Friday, January 13, 2017

Which of These Headlines Is Defamatory?




Takes one to know one.

After American Media Inc. complained that the original headline was "defamatory," Folio: magazine today tweaked the headline on an article about AMI's Star magazine publishing SlimFast ads that masqueraded as articles.

Folio: also published AMI's statement about the article, in which the publisher of National Enquirer and other scholarly journals huffed, "We are very concerned about the defamatory headline and implication in your article, [sic] that falsely states AMI 'pulled' SlimFast ads after a challenge from the Better Business Bureau."

You see, when Star headlined an article about the long friendship of John Travolta and Tom Cruise with "30 Year Gay Secret" even though the article had nothing more than vague references to "gay rumors," that's not defamatory. It's poetic license. (Citing the "bait-and-switch" cover, Gossip Cop gave the article a zero on its accuracy scale.)
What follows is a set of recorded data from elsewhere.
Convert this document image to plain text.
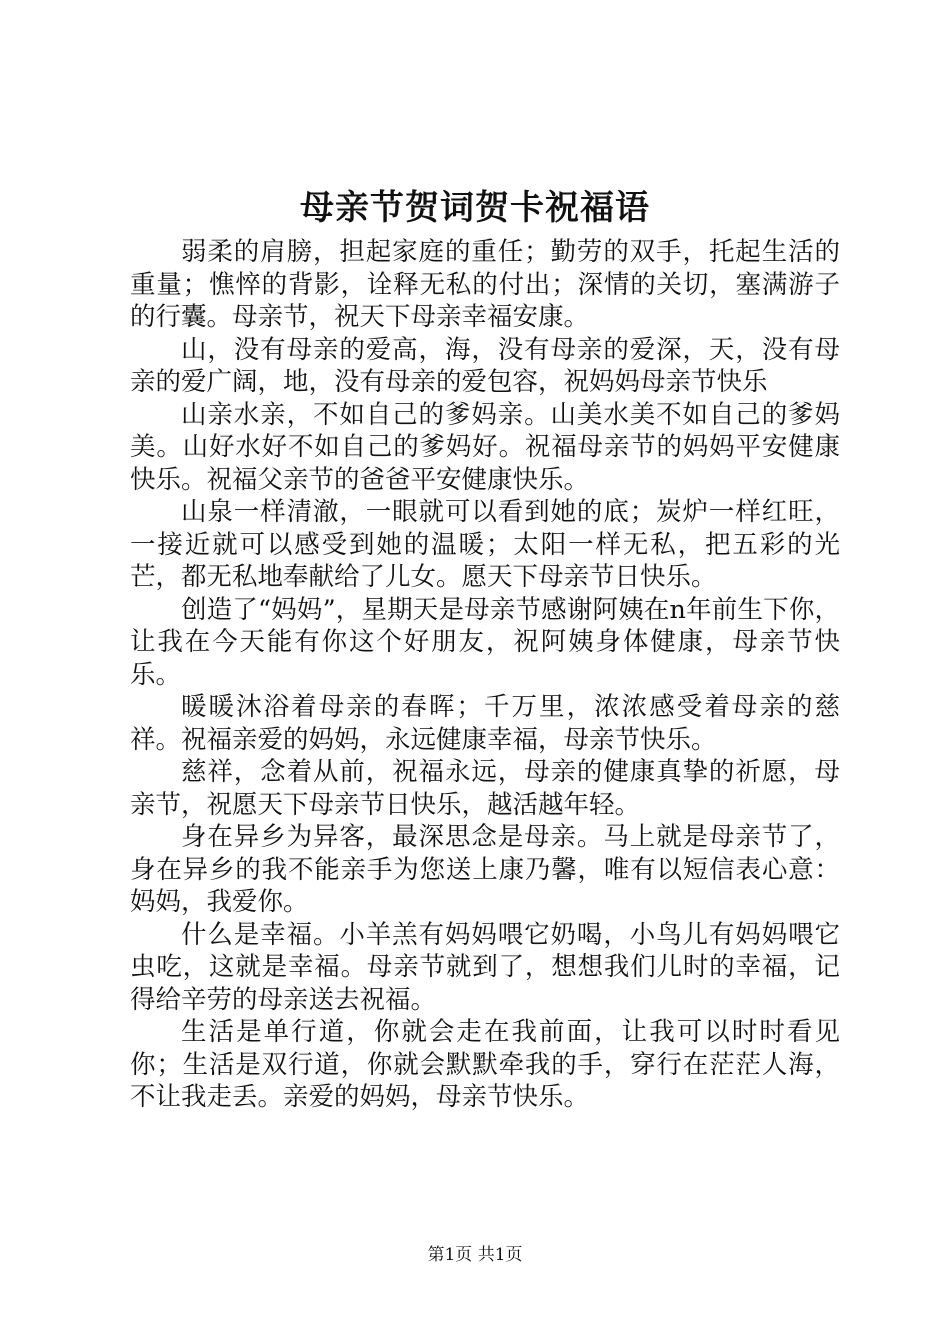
母亲节贺词贺卡祝福语

弱柔的肩膀，担起家庭的重任；勤劳的双手，托起生活的重量；憔悴的背影，诠释无私的付出；深情的关切，塞满游子的行囊。母亲节，祝天下母亲幸福安康。

山，没有母亲的爱高，海，没有母亲的爱深，天，没有母亲的爱广阔，地，没有母亲的爱包容，祝妈妈母亲节快乐

山亲水亲，不如自己的爹妈亲。山美水美不如自己的爹妈美。山好水好不如自己的爹妈好。祝福母亲节的妈妈平安健康快乐。祝福父亲节的爸爸平安健康快乐。

山泉一样清澈，一眼就可以看到她的底；炭炉一样红旺，一接近就可以感受到她的温暖；太阳一样无私，把五彩的光芒，都无私地奉献给了儿女。愿天下母亲节日快乐。

创造了“妈妈”，星期天是母亲节感谢阿姨在n年前生下你，让我在今天能有你这个好朋友，祝阿姨身体健康，母亲节快乐。

暖暖沐浴着母亲的春晖；千万里，浓浓感受着母亲的慈祥。祝福亲爱的妈妈，永远健康幸福，母亲节快乐。

慈祥，念着从前，祝福永远，母亲的健康真挚的祈愿，母亲节，祝愿天下母亲节日快乐，越活越年轻。

身在异乡为异客，最深思念是母亲。马上就是母亲节了，身在异乡的我不能亲手为您送上康乃馨，唯有以短信表心意：妈妈，我爱你。

什么是幸福。小羊羔有妈妈喂它奶喝，小鸟儿有妈妈喂它虫吃，这就是幸福。母亲节就到了，想想我们儿时的幸福，记得给辛劳的母亲送去祝福。

生活是单行道，你就会走在我前面，让我可以时时看见你；生活是双行道，你就会默默牵我的手，穿行在茫茫人海，不让我走丢。亲爱的妈妈，母亲节快乐。

第1页 共1页
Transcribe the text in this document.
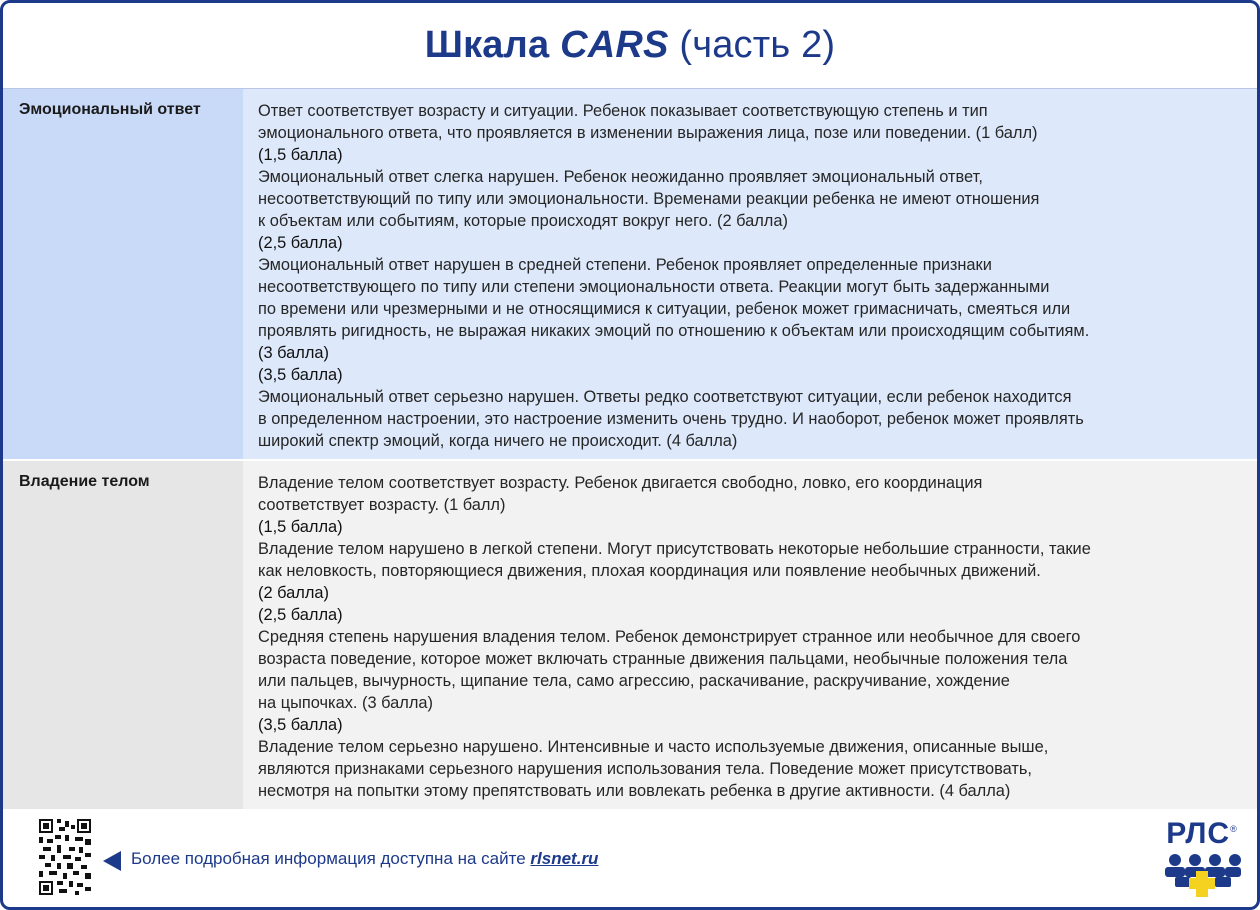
Шкала CARS (часть 2)
Эмоциональный ответ	Ответ соответствует возрасту и ситуации. Ребенок показывает соответствующую степень и тип

эмоционального ответа, что проявляется в изменении выражения лица, позе или поведении. (1 балл)

(1,5 балла)

Эмоциональный ответ слегка нарушен. Ребенок неожиданно проявляет эмоциональный ответ,

несоответствующий по типу или эмоциональности. Временами реакции ребенка не имеют отношения

к объектам или событиям, которые происходят вокруг него. (2 балла)

(2,5 балла)

Эмоциональный ответ нарушен в средней степени. Ребенок проявляет определенные признаки

несоответствующего по типу или степени эмоциональности ответа. Реакции могут быть задержанными

по времени или чрезмерными и не относящимися к ситуации, ребенок может гримасничать, смеяться или

проявлять ригидность, не выражая никаких эмоций по отношению к объектам или происходящим событиям.

(3 балла)

(3,5 балла)

Эмоциональный ответ серьезно нарушен. Ответы редко соответствуют ситуации, если ребенок находится

в определенном настроении, это настроение изменить очень трудно. И наоборот, ребенок может проявлять

широкий спектр эмоций, когда ничего не происходит. (4 балла)

Владение телом	Владение телом соответствует возрасту. Ребенок двигается свободно, ловко, его координация

соответствует возрасту. (1 балл)

(1,5 балла)

Владение телом нарушено в легкой степени. Могут присутствовать некоторые небольшие странности, такие

как неловкость, повторяющиеся движения, плохая координация или появление необычных движений.

(2 балла)

(2,5 балла)

Средняя степень нарушения владения телом. Ребенок демонстрирует странное или необычное для своего

возраста поведение, которое может включать странные движения пальцами, необычные положения тела

или пальцев, вычурность, щипание тела, само агрессию, раскачивание, раскручивание, хождение

на цыпочках. (3 балла)

(3,5 балла)

Владение телом серьезно нарушено. Интенсивные и часто используемые движения, описанные выше,

являются признаками серьезного нарушения использования тела. Поведение может присутствовать,

несмотря на попытки этому препятствовать или вовлекать ребенка в другие активности. (4 балла)

Более подробная информация доступна на сайте rlsnet.ru
РЛС®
Or when the Enquirer ran one hideously Photoshopped cover image after another during the Presidential campaign to "prove" that Hillary Clinton was about to die from brain cancer, that's free speech.

(As Politico's Jack Shafer wrote, "You don’t have to be a Hillary lover to be repulsed by the Enquirer’s coverage of her; the sicknesses the Enquirer has attached to Clinton would fill a medical encyclopedia—muscular dystrophy, multiple sclerosis, Alzheimer’s, endometriosis and brain damage from her concussion. She suffers from obesity (289 pounds), brain cancer and mental disorders, and has had two strokes, the Enquirer claims.")

But when Folio:, a magazine that covers the U.S. magazine industry, writes "Pulls" instead of "Discontinues," that's a DEFAMATION SHOCKER!, as the Enquirer's headline writers would say. Time to call the lawyers and shoot the messenger.

What Folio: didn't alter was its description and depiction of how AMI's round-heeled business ethics were on display in the SlimFast campaign -- including the factoid that "a number of dubious articles, purportedly written by editorial staffers but almost certainly part of a paid SlimFast campaign, proliferate throughout AMI's portfolio of websites."

But Folio: did add some comic relief to the updated version by publishing AMI's shoot-yourself-in-the-foot statement verbatim, including the comment that the company doesn't think it did anything wrong.